Medical Rationale
Chronic migraines produce persistent cervical muscle guarding and spasm through the trigeminocervical complex — the convergence of trigeminal afferents (C1-C3 dorsal horn) with upper cervical sensory neurons. During migraine attacks, central sensitization in this complex causes referred pain and protective muscle contraction in the cervical paraspinal muscles (splenius capitis, semispinalis, upper trapezius). Repeated migraine episodes produce chronic cervical myofascial pain, trigger point formation, and eventually cervical degenerative changes from sustained abnormal muscle loading. The head-forward posture adopted during migraine attacks (photophobia-driven posture) adds biomechanical stress to the cervical spine. Studies show cervical muscle tenderness in 70-80% of migraineurs between attacks.
Key Studies
Fernández-de-las-Peñas C et al. (2006) Cephalalgia (cervical muscle dysfunction in migraine); Bartsch T & Goadsby PJ (2003) Brain (trigeminocervical complex); Florencio LL et al. (2017) Headache (cervical musculoskeletal dysfunction in migraine).
Filing Tips
Cervical spine X-ray or MRI showing degenerative changes.

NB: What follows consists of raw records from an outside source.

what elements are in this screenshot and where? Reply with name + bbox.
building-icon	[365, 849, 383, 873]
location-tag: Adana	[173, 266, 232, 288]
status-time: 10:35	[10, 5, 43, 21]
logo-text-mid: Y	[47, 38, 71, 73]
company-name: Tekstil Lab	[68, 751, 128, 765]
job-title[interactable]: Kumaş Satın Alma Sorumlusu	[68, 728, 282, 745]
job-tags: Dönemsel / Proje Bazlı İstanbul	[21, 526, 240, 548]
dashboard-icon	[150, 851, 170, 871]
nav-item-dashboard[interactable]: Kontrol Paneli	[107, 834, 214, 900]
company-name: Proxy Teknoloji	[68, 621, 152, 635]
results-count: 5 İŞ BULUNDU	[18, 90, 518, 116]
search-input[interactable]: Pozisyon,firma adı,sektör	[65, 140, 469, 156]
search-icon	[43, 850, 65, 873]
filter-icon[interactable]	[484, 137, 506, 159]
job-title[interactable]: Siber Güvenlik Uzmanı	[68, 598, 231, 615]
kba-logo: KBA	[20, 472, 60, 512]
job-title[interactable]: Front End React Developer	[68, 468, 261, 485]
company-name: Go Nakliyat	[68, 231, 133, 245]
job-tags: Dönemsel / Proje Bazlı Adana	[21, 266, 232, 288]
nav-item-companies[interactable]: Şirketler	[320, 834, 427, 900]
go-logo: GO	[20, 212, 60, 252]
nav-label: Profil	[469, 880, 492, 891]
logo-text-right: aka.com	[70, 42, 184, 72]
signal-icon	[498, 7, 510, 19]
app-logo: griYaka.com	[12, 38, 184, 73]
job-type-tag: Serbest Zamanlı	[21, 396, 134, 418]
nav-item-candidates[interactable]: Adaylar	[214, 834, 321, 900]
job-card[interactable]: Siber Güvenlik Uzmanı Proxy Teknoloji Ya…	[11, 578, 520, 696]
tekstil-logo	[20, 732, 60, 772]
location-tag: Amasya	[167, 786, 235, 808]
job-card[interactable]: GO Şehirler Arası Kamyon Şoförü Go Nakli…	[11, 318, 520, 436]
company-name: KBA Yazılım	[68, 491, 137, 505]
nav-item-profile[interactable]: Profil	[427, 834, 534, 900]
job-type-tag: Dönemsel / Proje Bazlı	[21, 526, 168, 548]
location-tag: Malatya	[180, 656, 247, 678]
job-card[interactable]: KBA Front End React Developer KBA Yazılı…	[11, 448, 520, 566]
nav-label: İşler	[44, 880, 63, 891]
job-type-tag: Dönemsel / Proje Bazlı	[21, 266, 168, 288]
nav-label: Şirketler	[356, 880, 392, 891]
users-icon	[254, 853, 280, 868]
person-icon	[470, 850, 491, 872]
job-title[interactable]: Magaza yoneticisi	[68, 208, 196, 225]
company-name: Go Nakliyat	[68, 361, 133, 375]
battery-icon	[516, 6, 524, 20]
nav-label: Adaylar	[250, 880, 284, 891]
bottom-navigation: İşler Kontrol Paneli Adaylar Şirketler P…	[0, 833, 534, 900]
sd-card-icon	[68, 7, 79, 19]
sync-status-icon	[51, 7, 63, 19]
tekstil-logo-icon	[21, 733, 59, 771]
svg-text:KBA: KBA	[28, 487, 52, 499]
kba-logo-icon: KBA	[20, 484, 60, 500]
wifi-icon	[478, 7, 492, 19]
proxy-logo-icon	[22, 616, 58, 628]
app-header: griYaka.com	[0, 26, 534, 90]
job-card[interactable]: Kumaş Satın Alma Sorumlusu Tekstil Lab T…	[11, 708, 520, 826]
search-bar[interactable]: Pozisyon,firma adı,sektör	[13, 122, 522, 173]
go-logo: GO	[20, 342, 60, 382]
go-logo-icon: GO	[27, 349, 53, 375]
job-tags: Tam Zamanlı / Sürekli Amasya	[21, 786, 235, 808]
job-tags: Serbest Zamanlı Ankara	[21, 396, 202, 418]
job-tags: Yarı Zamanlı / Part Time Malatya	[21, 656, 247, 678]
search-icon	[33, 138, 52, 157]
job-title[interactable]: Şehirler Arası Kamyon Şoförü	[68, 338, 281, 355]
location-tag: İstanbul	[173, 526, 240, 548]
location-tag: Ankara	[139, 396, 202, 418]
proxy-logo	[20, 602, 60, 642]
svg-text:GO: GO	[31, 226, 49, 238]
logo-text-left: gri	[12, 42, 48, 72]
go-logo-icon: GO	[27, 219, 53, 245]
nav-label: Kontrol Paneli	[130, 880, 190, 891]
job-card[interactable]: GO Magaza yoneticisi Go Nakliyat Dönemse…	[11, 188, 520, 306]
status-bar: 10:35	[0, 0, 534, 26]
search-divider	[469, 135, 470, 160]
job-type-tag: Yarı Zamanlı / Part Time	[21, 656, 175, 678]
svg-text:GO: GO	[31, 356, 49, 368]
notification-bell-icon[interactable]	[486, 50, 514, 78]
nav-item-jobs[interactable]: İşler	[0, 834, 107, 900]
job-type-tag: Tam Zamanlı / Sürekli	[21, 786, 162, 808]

Physical therapy records documenting cervical trigger points, reduced ROM, and association with migraine episodes. Neurology or physiatry nexus letter addressing the trigeminocervical complex mechanism. Document how cervical symptoms persist between migraine attacks — this distinguishes the cervical condition as a separate disability from the migraines themselves.